Wi-Fi for Mice and Keyboards

A while back the Wi-Fi Alliance announced a new certification program, Wi-Fi Direct, which enables a PC to connect directly with other Wi-Fi devices without having to go through an Access Point.

The Wi-Fi certification process for Wi-Fi Direct is scheduled to be launched by the end of 2010, but there are already two pre-standard implementations of this concept, My Wi-Fi, an Intel product which ships in Centrino 2 systems, and Wireless Hosted Network which ships in all versions of Windows 7.

The Wi-Fi Direct driver makes a single Wi-Fi adapter on the PC look like two to the operating system: one ordinary one that associates with a regular Access Point, and a second acting as a “Virtual Access Point.” The virtual access point (Microsoft calls it a “SoftAP”) actually runs inside the Wi-Fi driver on the PC (labeled WPAN I/F in the Intel diagram below).

To the outside world the Wi-Fi adapter also looks like two devices, each with its own MAC address: one the PC just like without Wi-Fi Direct, and the other an access point. Devices that associate with that access point join the PC’s PAN (Personal Area Network).

This yields several benefits in various use cases.

I wrote a couple of years ago about how a company called Ozmo planned to use a Wi-Fi PAN to connect peripherals to PCs, replacing Bluetooth and proprietary wireless technologies. That plan has now come to fruition. Earlier this month Ozmo announced that it had received $10.8 million in additional funding, and this week it announced two major customers: Primax, a leading ODM of wireless mice, and NMB Technologies, a leading ODM of wireless keyboards.

Here’s a slide from one of their promotional presentations giving a comparison with Bluetooth and proprietary technologies:
Comparison of Ozmo's low power Wi-Fi technology with Bluetooth and proprietary solutions for Human Interface Devices (HIDs)

The essence of Ozmo’s approach is low cost, multi-device, low bandwidth and low power consumption. Wi-Fi Direct has another use case that is high bandwidth, with no requirement for low power.

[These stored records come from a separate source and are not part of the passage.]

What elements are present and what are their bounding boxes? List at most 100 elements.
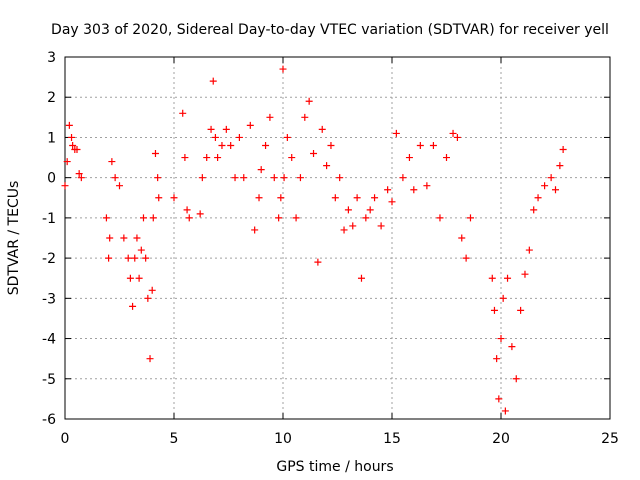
data-point <box>556 162 564 170</box>
data-point <box>405 154 413 162</box>
data-point <box>251 226 259 234</box>
data-point <box>65 121 73 129</box>
y-tick-label: 0 <box>47 171 56 187</box>
data-point <box>305 97 313 105</box>
grid <box>65 57 610 419</box>
data-point <box>288 154 296 162</box>
y-axis-label: SDTVAR / TECUs <box>6 181 22 296</box>
data-point <box>314 258 322 266</box>
data-point <box>331 194 339 202</box>
data-point <box>488 274 496 282</box>
data-point <box>466 214 474 222</box>
data-point <box>547 174 555 182</box>
data-point <box>362 214 370 222</box>
data-point <box>493 355 501 363</box>
data-point <box>277 194 285 202</box>
data-point <box>68 133 76 141</box>
data-point <box>423 182 431 190</box>
data-point <box>257 166 265 174</box>
data-point <box>181 154 189 162</box>
data-point <box>106 234 114 242</box>
data-point <box>530 206 538 214</box>
data-point <box>133 234 141 242</box>
data-point <box>318 125 326 133</box>
data-point <box>517 306 525 314</box>
data-point <box>108 158 116 166</box>
data-point <box>377 222 385 230</box>
data-point <box>75 170 83 178</box>
data-point <box>183 206 191 214</box>
plot-frame <box>64 56 611 420</box>
data-point <box>142 254 150 262</box>
data-point <box>135 274 143 282</box>
data-point <box>323 162 331 170</box>
data-point <box>292 214 300 222</box>
x-tick-label: 25 <box>601 431 619 447</box>
data-point <box>344 206 352 214</box>
data-point <box>280 174 288 182</box>
data-point <box>416 141 424 149</box>
data-point <box>453 133 461 141</box>
data-point <box>120 234 128 242</box>
data-point <box>196 210 204 218</box>
data-point <box>255 194 263 202</box>
data-point <box>146 355 154 363</box>
data-point <box>301 113 309 121</box>
data-point <box>240 174 248 182</box>
data-point <box>246 121 254 129</box>
data-point <box>340 226 348 234</box>
data-point <box>235 133 243 141</box>
x-tick-label: 0 <box>61 431 70 447</box>
data-point <box>211 133 219 141</box>
data-point <box>388 198 396 206</box>
data-point <box>63 158 71 166</box>
data-point <box>371 194 379 202</box>
data-point <box>124 254 132 262</box>
data-point <box>266 113 274 121</box>
data-point <box>399 174 407 182</box>
data-point <box>525 246 533 254</box>
data-point <box>198 174 206 182</box>
data-point <box>155 194 163 202</box>
data-point <box>227 141 235 149</box>
data-point <box>105 254 113 262</box>
data-point <box>296 174 304 182</box>
data-point <box>508 343 516 351</box>
data-point <box>73 146 81 154</box>
x-tick-label: 20 <box>492 431 510 447</box>
data-point <box>552 186 559 194</box>
data-point <box>504 274 512 282</box>
data-point <box>218 141 226 149</box>
data-point <box>366 206 374 214</box>
data-point <box>501 407 509 415</box>
data-point <box>102 214 110 222</box>
y-tick-label: 3 <box>47 50 56 66</box>
data-point <box>384 186 392 194</box>
data-point <box>77 174 85 182</box>
data-point <box>170 194 178 202</box>
data-point <box>154 174 162 182</box>
data-point <box>126 274 134 282</box>
data-point <box>410 186 418 194</box>
data-point <box>499 294 507 302</box>
data-point <box>534 194 542 202</box>
data-point <box>148 286 156 294</box>
data-point <box>222 125 230 133</box>
data-point <box>429 141 437 149</box>
data-point <box>262 141 270 149</box>
data-point <box>203 154 211 162</box>
y-tick-label: -3 <box>42 291 56 307</box>
y-tick-label: 1 <box>47 130 56 146</box>
x-axis-label: GPS time / hours <box>276 459 393 475</box>
data-point <box>541 182 549 190</box>
y-tick-label: -2 <box>42 251 56 267</box>
y-tick-label: -1 <box>42 211 56 227</box>
data-point <box>357 274 365 282</box>
data-point <box>283 133 291 141</box>
data-point <box>61 182 69 190</box>
data-point <box>214 154 222 162</box>
data-point <box>131 254 139 262</box>
data-point <box>310 150 318 158</box>
data-point <box>353 194 361 202</box>
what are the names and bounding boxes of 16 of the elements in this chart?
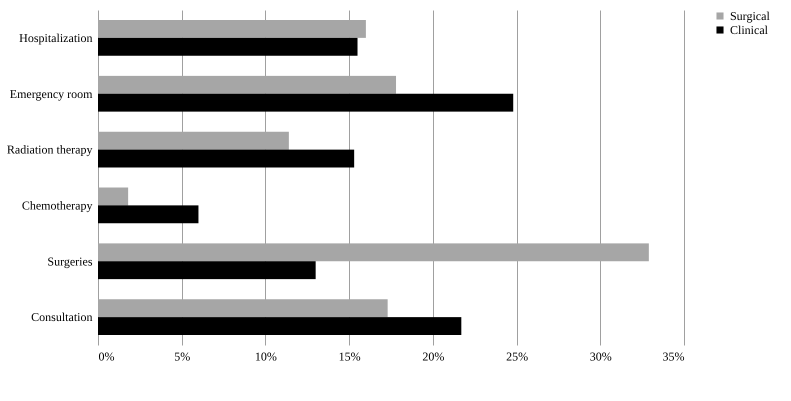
- x-tick-label: 15%: [338, 350, 361, 364]
- x-tick-label: 20%: [422, 350, 444, 364]
- x-tick-label: 35%: [662, 350, 684, 364]
- y-tick-label: Hospitalization: [19, 30, 92, 45]
- x-tick-label: 5%: [174, 350, 190, 364]
- x-tick-label: 10%: [254, 350, 277, 364]
- y-tick-label: Radiation therapy: [6, 142, 92, 157]
- y-tick-label: Consultation: [31, 310, 92, 324]
- x-tick-label: 30%: [590, 350, 612, 364]
- y-tick-label: Surgeries: [47, 254, 93, 268]
- y-tick-label: Chemotherapy: [22, 198, 92, 212]
- legend-label: Surgical: [730, 9, 770, 23]
- legend-label: Clinical: [730, 23, 769, 37]
- y-tick-label: Emergency room: [10, 86, 94, 101]
- x-tick-label: 0%: [98, 350, 114, 364]
- x-tick-label: 25%: [506, 350, 528, 364]
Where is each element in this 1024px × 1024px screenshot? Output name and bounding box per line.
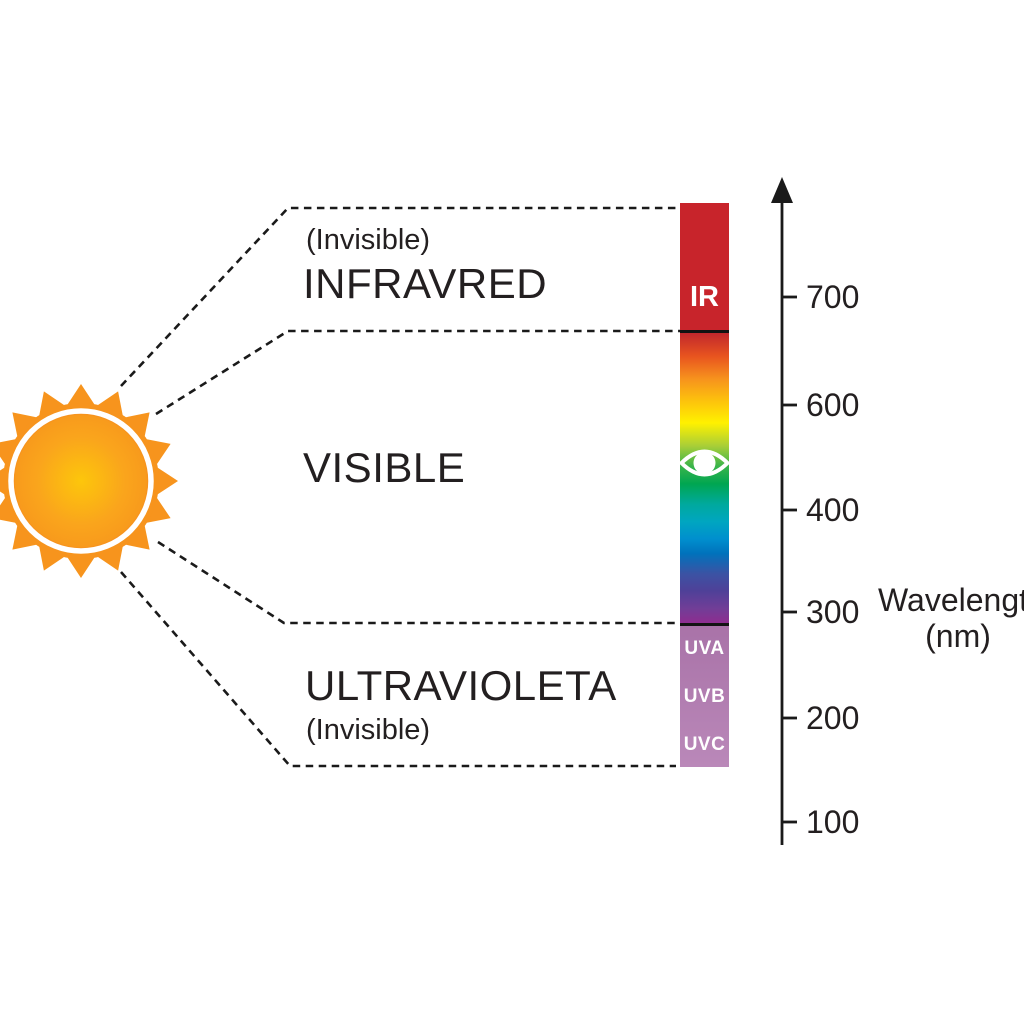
ir-band-label: IR [690,281,719,313]
axis-title-text: Wavelength [878,582,1024,618]
uvc-band-label: UVC [683,734,726,755]
sun-core [15,415,147,547]
infrared-label: INFRAVRED [303,260,548,307]
spectrum-bar-infrared-block: IR [680,203,729,330]
wavelength-axis [771,177,797,845]
leader-line-infrared-top [120,206,676,387]
tick-label-700: 700 [806,279,860,315]
spectrum-separator-top [680,330,729,333]
spectrum-separator-bottom [680,623,729,626]
leader-line-infrared-bottom [155,329,680,416]
axis-unit-text: (nm) [925,618,991,654]
spectrum-bar-uv-block: UVA UVB UVC [680,626,729,767]
tick-label-600: 600 [806,387,860,423]
sun-icon [0,384,178,578]
dashed-leader-lines [120,206,680,768]
eye-icon [679,449,730,477]
spectrum-bar-visible-gradient [680,333,729,623]
tick-label-100: 100 [806,804,860,840]
ultraviolet-label: ULTRAVIOLETA [305,662,617,709]
axis-arrow-icon [771,177,793,203]
uvb-band-label: UVB [683,686,726,707]
tick-label-300: 300 [806,594,860,630]
tick-label-400: 400 [806,492,860,528]
axis-title: Wavelength (nm) [878,582,1024,654]
tick-label-200: 200 [806,700,860,736]
visible-label: VISIBLE [303,444,466,491]
ultraviolet-invisible-note: (Invisible) [306,714,431,746]
leader-line-uv-top [157,540,680,625]
uva-band-label: UVA [684,638,725,659]
infrared-invisible-note: (Invisible) [306,224,431,256]
axis-tick-marks [781,295,797,824]
sun-ring [8,408,154,554]
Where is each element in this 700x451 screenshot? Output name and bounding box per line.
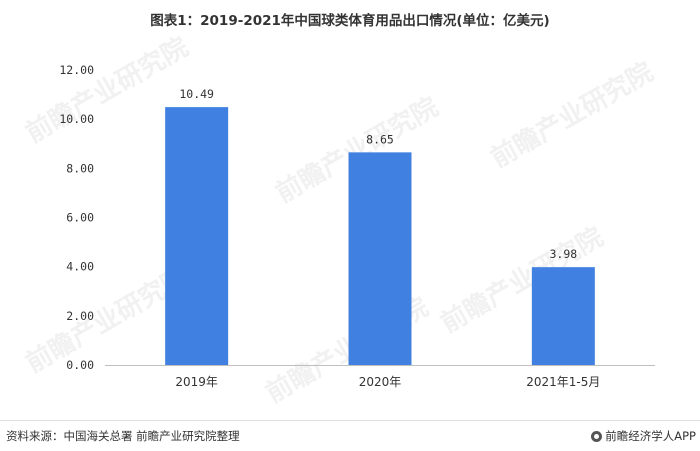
bar — [348, 152, 412, 365]
y-tick-label: 4.00 — [66, 260, 94, 274]
brand-credit: 前瞻经济学人APP — [591, 428, 696, 444]
data-label: 3.98 — [549, 247, 577, 261]
x-tick-label: 2021年1-5月 — [526, 375, 600, 389]
y-tick-label: 2.00 — [66, 309, 94, 323]
y-tick-label: 0.00 — [66, 358, 94, 372]
x-tick-label: 2020年 — [359, 375, 402, 389]
data-label: 8.65 — [366, 132, 394, 146]
bar — [531, 267, 595, 365]
source-note: 资料来源：中国海关总署 前瞻产业研究院整理 — [6, 429, 240, 443]
x-tick-label: 2019年 — [175, 375, 218, 389]
y-tick-label: 10.00 — [59, 112, 94, 126]
qianzhan-logo-icon — [591, 430, 603, 442]
y-tick-label: 6.00 — [66, 211, 94, 225]
y-tick-label: 8.00 — [66, 161, 94, 175]
chart-title: 图表1：2019-2021年中国球类体育用品出口情况(单位：亿美元) — [150, 13, 550, 29]
brand-label: 前瞻经济学人APP — [605, 429, 696, 443]
data-label: 10.49 — [179, 87, 214, 101]
bar-chart: 0.00 2.00 4.00 6.00 8.00 10.00 12.00 10.49 2019年… — [59, 63, 655, 389]
bar — [165, 107, 229, 365]
footer: 资料来源：中国海关总署 前瞻产业研究院整理 前瞻经济学人APP — [0, 420, 700, 451]
y-tick-label: 12.00 — [59, 63, 94, 77]
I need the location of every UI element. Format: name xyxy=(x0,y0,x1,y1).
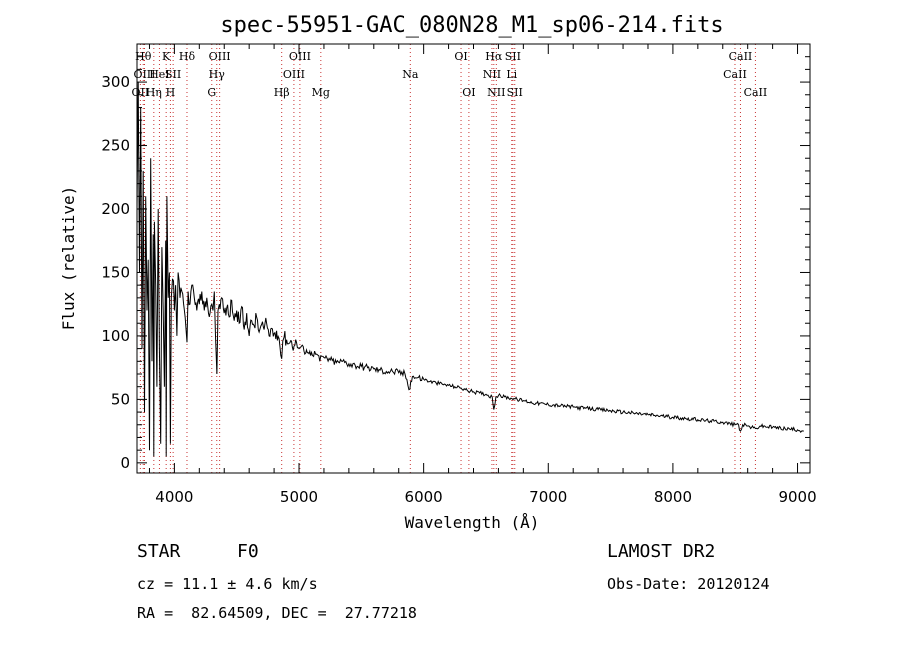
line-label-1: Hθ xyxy=(135,50,152,63)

If you want to stream video from your PC to a monitor using traditional Wi-Fi (“infrastructure mode”) each packet goes from the PC to the access point, then from the access point to the TV, so it occupies the spectrum twice for each packet. Wi-Fi Direct effectively doubles the available throughput, since each packet flies through the ether only once, directly from the PC to the TV. But it actually does better than that. Supposing the PC and the TV are in the same room, but the access point is in a different room, the PC can transmit at much lower power. Another similar Wi-Fi Direct session can then happen in another room in the house. Without Wi-Fi direct the two sessions would have to share the access point, taking turns to use the spectrum. So we get increased aggregate throughput both from halving the number of packet transmissions, and from allowing simultaneous use of the spectrum by multiple sessions (if they are far enough apart).

A Wi-Fi buff would point out that you can already do all this with ad-hoc mode, but Wi-Fi Direct purports to be usable by mortals, and to work interoperably, neither of which could be said for ad-hoc mode until recently. In January Infinitec announced a new point-to-point video streaming product that claims to be easy to use and universally interoperable, that Engadget implies uses ad-hoc mode, though Google can’t find the words “ad hoc” on the Infinitec website.

Between the bandwidth extremes of mice and TVs, lie numerous other potential uses, like headsets (which Ozmo also supports); syncing phones, cameras and media players; and wireless printers.